The marking of territory is observed in wolves and coyotes. They also scratch at the ground and pee on nearby trees or bush.
Is your dog’s scratching destructive?
Do the floors appear to be deeply scratched? Does it appear like your dog’s life was in danger?
Your dog may be suffering from an illness.
When your pet is hurting the pain will show in some way. Even though dogs try to conceal it.
The reason why they do that is due to its survival instinct. Since if they exhibit signs that they’re struggling, they’ll become an ideal target predators.

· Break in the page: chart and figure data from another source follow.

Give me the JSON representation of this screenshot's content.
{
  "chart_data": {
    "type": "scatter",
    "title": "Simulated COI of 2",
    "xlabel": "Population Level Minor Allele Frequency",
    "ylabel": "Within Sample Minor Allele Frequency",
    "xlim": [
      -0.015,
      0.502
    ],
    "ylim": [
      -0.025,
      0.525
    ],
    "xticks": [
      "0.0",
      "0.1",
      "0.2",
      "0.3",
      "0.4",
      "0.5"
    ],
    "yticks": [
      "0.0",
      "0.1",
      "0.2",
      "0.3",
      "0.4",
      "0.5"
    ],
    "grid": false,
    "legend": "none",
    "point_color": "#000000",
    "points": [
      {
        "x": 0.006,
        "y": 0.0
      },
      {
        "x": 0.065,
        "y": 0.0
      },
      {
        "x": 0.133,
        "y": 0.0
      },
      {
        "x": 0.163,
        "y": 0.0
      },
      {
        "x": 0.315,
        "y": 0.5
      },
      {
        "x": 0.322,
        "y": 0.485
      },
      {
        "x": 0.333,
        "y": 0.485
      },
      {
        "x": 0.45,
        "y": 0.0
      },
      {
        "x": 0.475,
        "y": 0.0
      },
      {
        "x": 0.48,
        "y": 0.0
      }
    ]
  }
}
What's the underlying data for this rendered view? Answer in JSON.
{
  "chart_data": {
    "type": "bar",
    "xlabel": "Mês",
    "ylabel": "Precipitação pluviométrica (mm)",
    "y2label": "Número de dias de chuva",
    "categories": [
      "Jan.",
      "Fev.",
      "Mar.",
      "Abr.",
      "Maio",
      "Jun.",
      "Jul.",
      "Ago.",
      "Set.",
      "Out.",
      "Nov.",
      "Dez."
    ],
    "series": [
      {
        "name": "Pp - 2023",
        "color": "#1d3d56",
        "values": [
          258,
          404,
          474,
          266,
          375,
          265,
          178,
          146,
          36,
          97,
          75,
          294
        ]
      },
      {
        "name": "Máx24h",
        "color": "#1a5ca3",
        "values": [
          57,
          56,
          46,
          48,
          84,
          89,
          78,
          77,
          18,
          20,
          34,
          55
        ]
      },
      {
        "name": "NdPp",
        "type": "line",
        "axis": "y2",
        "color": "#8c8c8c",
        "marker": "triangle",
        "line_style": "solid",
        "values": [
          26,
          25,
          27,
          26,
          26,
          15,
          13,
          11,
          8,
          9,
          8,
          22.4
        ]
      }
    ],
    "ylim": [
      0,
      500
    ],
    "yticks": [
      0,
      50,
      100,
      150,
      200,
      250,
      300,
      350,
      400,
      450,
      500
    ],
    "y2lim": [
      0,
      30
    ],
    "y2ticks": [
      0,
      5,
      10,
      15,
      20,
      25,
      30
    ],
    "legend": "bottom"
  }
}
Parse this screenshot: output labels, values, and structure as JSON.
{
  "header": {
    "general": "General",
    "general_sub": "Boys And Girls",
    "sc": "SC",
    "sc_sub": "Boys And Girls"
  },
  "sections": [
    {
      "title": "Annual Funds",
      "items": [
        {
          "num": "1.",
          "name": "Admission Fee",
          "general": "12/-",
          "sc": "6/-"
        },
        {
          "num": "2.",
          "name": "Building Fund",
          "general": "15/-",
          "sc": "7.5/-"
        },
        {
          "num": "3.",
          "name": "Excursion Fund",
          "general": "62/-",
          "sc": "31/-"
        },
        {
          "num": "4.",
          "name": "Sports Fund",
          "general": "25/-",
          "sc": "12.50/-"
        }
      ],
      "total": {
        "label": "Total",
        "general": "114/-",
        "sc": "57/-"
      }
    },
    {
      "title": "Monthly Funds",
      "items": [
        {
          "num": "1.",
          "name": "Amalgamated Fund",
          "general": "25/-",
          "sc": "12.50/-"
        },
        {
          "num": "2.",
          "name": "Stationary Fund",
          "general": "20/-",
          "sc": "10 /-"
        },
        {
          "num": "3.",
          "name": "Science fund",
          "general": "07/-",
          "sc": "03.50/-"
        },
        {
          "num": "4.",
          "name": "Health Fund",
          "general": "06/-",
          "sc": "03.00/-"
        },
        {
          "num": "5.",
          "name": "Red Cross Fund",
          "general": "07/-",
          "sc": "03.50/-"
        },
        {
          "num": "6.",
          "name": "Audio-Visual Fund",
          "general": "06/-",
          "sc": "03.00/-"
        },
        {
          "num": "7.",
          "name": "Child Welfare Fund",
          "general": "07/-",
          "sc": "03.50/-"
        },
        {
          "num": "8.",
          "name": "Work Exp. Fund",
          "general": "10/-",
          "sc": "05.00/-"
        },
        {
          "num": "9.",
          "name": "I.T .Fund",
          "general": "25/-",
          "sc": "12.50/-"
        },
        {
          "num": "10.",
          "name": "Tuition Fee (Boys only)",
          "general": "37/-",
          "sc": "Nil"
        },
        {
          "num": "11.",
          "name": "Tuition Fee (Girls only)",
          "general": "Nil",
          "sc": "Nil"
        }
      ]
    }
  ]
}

Even when your dog is trying to conceal their pain condition, you’ll see there’s something wrong. Most likely, stress can cause them to lose their temper.
The more stressed levels increase the more scratching they’ll be doing.
Your doggo – the investigator
The dogs are curious by nature. They sway their heads when they notice something that they aren’t sure about and try their best shot.
If your dog is putting been smelling a strange or unusual scent, they may try to figure out the cause of it. Literally.
This is also true for certain sounds that your dog could hear. Even if you don’t hear anything.
Now that you understand the digging and scratching are likely to be a natural instinct , you can determine whether or not the behavior is destructive and requires addressing. Fortunately, the causes of the digging and scratching are not typically dangerous to your pet. Be sure to supervise your pet and take pleasure in the small quirks that come when you’re a pet owner.